Jak zwykle, w trzecią niedzielę miesiąca (16 maja) w szczecińskim kościele Morskim pw. św. Jana Ewangelisty przy ul. Świętego Ducha odprawiono mszę św. w intencji ludzi morza. Tym razem modlono się również za ofiary katastrofy jachtu s/y „Janosik”. Po mszy św. w kaplicy Morskiej została odsłonięta i poświęcona tablica upamiętniająca tę tragedię.
Przypomnijmy, że była to jedna z najbardziej tajemniczych tragedii w historii polskiego żeglarstwa. Siedmioosobowa załoga jachtu „Janosik” przepadła bez wieści wraz z jednostką w cieśninie Skagerrak. Za datę zaginięcia uznano 16 września 1975 roku. Wiosną 1977 r. norweski statek rybacki wyłowił koło ratunkowe z jachtu. To jedyny ślad, jaki po nim został.
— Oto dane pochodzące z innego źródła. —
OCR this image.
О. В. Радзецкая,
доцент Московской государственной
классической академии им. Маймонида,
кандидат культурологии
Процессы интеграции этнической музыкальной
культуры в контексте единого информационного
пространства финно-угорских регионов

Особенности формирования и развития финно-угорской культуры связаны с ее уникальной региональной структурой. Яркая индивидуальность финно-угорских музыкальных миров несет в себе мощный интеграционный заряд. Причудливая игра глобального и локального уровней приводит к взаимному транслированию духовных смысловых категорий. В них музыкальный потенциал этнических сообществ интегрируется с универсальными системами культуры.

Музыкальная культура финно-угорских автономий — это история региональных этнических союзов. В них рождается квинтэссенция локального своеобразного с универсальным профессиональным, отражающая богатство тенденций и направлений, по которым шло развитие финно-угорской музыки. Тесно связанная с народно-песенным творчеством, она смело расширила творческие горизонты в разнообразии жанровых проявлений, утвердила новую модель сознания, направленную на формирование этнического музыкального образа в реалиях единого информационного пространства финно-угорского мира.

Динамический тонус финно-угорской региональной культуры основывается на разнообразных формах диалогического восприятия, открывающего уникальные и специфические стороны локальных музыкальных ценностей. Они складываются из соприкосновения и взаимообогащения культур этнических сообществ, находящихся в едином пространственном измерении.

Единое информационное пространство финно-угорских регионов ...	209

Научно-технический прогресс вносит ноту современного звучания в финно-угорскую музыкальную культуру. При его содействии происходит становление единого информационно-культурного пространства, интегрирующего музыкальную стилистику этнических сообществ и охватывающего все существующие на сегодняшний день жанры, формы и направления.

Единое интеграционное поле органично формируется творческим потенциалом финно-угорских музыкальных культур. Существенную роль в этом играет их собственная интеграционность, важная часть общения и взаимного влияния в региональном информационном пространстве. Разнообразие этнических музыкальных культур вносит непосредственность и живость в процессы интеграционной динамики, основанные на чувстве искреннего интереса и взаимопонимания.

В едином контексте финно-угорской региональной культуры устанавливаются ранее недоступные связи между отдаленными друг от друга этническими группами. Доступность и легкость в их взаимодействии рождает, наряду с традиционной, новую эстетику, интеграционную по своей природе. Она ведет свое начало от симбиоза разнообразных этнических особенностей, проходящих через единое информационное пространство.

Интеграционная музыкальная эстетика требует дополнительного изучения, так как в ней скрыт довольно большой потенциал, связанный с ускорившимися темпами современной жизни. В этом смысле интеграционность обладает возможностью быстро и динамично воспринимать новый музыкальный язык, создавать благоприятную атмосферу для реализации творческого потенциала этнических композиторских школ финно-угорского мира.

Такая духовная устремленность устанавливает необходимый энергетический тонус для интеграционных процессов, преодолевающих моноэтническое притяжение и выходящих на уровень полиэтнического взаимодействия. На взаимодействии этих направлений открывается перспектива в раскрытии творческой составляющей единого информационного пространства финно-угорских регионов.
„Janosik” był jednostką z popularnej serii drewnianych żaglowych jachtów typu Taurus. Zbudowany został w Morskiej Stoczni Jachtowej w Szczecinie w 1972 roku. Miał długość 10,57 m, a szerokość – 3,69 m. Należał do Akademickiego Klubu Morskiego Gdańsk.
W ostatni rejs wyruszył z Gdyni 6 września 1975 roku. Załoga była siedmioosobowa. Funkcję kapitana pełnił 40-letni Bogdan Polakiewicz – inżynier z Politechniki Gdańskiej, doświadczony żeglarz z patentem jachtowego kapitana żeglugi bałtyckiej. Pozostałymi członkami załogi byli sternicy morscy, sternicy oraz żeglarze jachtowi, wszyscy związani z AKM Gdańsk. Uzgodniony plan rejsu zakładał odwiedzenie kilku europejskich portów: Kopenhagi, Oslo, Arhus, Dalaro i innych. „Janosik” miał wrócić z rejsu do 10 października. Niestety, w wyznaczonym terminie się nie pojawił.
– Szkoda tych ludzi – powiedział Marek Polakiewicz, brat kapitana jachtu. – Wśród nich były dwie dziewczyny, studentki.
Sprawę zaginięcia jachtu badała Izba Morska w Gdyni. W orzeczeniu z 28 listopada 1980 r. podała m.in., że 12 września 1975 r. „Janosik” znajdował się w porcie Kragero. W nocy z 13 na 14 zacumował w Oslo. W dalszą podróż wyszedł 15 września wieczorem. Następnego dnia widziany był po raz ostatni na kursie do cieśniny Skagerrak, w odległości 20 mil morskich na południe od Hvasser. Jak ustalono, na akwenie tym wiał wtedy sztormowy wiatr (9°B) z kierunku południowo-zachodniego oraz występowała wysoka fala. Izba Morska stwierdziła, że nie ma dowodu na to, aby właściwości konstrukcyjne jachtu pozostawały w związku przyczynowym z wypadkiem. Wyposażenie też nie budziło większych zastrzeżeń.
– Należy przypuszczać, że jacht zatonął nagle w warunkach sztormowych – stwierdziła Izba Morska.
Przyczyny zatonięcia nie zdołano ustalić. Mogło nią być nagłe wtargnięcie znacznej ilości wody do wnętrza kadłuba poprzez otwory pokładowe bądź też zderzenie jachtu z innym obiektem pływającym. Stwierdzono też, że sprawa należy w orzecznictwie morskim do najtrudniejszych do wyjaśnienia i rozwikłania głównie z powodu braku świadków morskiej tragedii.
Zaginieni żeglarze mają symboliczne tabliczki przy pomniku „Tym, którzy nie powrócili z morza” na szczecińskim Cmentarzu Centralnym, a od minionej niedzieli również pamiątkową tablicę w kościele Morskim.
– Minęło już wiele lat, ale cały czas w naszych sercach mamy załogę jachtu „Janosik” – mówił Marek Polakiewicz, który odsłonił tablicę. – Byli bardzo doświadczonymi żeglarzami, ale niestety, żywioł okazał się silniejszy.
Wyraził nadzieję, że może kiedyś uda się poznać prawdę o przyczynach tragedii.
Tablicę poświęcił ks. Stanisław Flis, diecezjalny duszpasterz ludzi morza, który poinformował, że ufundowała ją Polska Żegluga Morska i żeglarze. Autorem projektu graficznego jest st. of. mech. okr. Wojciech Zawadzki.
W kaplicy Morskiej znajduje się 11 tablic upamiętniających ofiary morskich katastrof.